Fiji time – no hurries, no worries

Unser zweites Ziel im Südpazifik: Fiji. Wir waren super gespannt und konnten uns nicht wirklich vorstellen, dass es hier viel anders ist als auf den Cook Inseln. Doch kaum dort angekommen, verspürten wir direkt ein Südost-Asien-Gefühl. Ein handelndes kleines Völklein erwartete uns, das alle Patzer mit der Fiji-Time entschuldigte und bei dem man manchmal erst beim zweiten Hinsehen erraten konnte, wie weit es mit der „Bula“-Freundlichkeit wirklich her war. 😀

(Bula ist das das Allrounder-Wort auf Fiji. Hallo=Bula, Tschüss=Bula, Danke=Bula… Leck mich=Bula und so weiter ^^)

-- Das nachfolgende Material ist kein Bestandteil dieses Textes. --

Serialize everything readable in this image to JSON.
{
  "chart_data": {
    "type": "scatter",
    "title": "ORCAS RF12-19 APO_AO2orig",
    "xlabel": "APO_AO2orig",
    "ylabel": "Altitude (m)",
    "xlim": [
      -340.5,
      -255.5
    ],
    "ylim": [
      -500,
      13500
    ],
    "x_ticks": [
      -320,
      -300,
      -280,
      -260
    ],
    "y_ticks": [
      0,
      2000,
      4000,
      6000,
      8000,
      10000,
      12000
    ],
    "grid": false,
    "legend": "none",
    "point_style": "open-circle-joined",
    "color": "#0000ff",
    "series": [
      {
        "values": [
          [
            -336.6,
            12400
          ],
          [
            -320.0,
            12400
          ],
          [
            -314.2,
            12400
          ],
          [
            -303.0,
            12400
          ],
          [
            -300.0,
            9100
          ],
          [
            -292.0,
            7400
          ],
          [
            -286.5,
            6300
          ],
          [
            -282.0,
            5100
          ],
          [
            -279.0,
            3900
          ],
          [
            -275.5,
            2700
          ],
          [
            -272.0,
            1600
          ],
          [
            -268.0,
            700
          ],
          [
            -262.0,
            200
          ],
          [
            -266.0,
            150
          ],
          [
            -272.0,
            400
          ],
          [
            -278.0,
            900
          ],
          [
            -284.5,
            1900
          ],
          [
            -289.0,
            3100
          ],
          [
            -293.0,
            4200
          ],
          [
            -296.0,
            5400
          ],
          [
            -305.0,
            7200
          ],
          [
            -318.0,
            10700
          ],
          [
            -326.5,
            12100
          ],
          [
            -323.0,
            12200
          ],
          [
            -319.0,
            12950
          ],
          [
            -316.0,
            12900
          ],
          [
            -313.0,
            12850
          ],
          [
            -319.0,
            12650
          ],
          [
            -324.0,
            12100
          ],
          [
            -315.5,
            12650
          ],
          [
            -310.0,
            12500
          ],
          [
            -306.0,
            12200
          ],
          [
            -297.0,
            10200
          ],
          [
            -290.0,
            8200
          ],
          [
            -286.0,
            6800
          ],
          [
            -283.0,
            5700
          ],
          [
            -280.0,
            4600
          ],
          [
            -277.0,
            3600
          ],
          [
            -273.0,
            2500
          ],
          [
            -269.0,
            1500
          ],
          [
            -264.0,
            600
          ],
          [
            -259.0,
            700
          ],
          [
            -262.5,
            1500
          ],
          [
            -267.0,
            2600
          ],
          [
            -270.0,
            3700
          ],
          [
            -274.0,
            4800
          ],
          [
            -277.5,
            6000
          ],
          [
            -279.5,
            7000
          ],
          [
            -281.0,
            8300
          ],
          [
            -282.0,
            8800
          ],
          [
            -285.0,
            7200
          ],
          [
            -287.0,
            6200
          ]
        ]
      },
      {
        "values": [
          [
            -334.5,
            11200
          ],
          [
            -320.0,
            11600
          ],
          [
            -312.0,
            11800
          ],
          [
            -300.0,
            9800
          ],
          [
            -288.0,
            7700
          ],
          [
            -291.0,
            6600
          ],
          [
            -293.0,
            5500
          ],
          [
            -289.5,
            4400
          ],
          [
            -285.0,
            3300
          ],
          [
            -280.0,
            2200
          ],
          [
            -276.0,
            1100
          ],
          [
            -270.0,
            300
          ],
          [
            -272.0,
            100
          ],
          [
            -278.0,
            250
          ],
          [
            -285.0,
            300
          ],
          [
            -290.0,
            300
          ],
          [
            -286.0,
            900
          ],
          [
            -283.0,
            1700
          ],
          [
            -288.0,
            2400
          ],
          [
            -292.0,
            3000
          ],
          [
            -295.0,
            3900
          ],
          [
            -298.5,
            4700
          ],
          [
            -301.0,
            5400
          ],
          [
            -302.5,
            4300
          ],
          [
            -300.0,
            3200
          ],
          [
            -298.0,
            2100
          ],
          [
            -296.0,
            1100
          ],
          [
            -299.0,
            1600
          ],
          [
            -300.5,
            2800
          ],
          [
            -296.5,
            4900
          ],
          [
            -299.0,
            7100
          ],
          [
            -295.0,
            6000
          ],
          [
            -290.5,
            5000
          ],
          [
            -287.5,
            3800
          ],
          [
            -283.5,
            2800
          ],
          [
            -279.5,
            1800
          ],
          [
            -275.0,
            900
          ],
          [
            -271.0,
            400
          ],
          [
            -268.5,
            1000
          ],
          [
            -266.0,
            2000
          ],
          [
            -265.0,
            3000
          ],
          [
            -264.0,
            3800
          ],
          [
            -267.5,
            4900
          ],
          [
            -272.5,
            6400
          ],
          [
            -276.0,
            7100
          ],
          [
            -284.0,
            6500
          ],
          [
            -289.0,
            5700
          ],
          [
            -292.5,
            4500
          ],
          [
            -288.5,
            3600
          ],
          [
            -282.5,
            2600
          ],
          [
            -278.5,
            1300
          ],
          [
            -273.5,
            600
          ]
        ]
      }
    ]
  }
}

Von allen Seiten hatten wir im Vorhinein gehört, dass man sich nicht zu lange auf der Hauptinsel aufhalten sollte. Als wir dort im Hostel eincheckten, waren wir jedoch positiv überrascht. So schlimm fanden wir es gar nicht. Gut… das Wasser entsprach keinem Südseeparadies, sondern eher der Nordsee… Aber das Hostel sah schön aus, direkt am Strand mit Beach-Bar. Also entschieden wir uns, eine zweite Nacht zu buchen und am nächsten Tag zu entscheiden, welche andere Insel noch bereist werden sollte.

Aus einer kurzen Frage in die Runde Fremder wurde ein legendärer Party-Abend. Schon wieder! Irgendwas haben diese Inseln an sich! 😀 Und wenn alle so am Tisch zusammen feiern – Deutsche, Kiwis, Engländer, Belgier, Schweizer, Amerikaner etc. – dann ist die Welt so schön in Ordnung. Das ist das Schöne an Hostels. So viele verschiedene Länder und Kulturen kommen zusammen mit einem Ziel – günstig reisen und interessante Menschen kennenlernen.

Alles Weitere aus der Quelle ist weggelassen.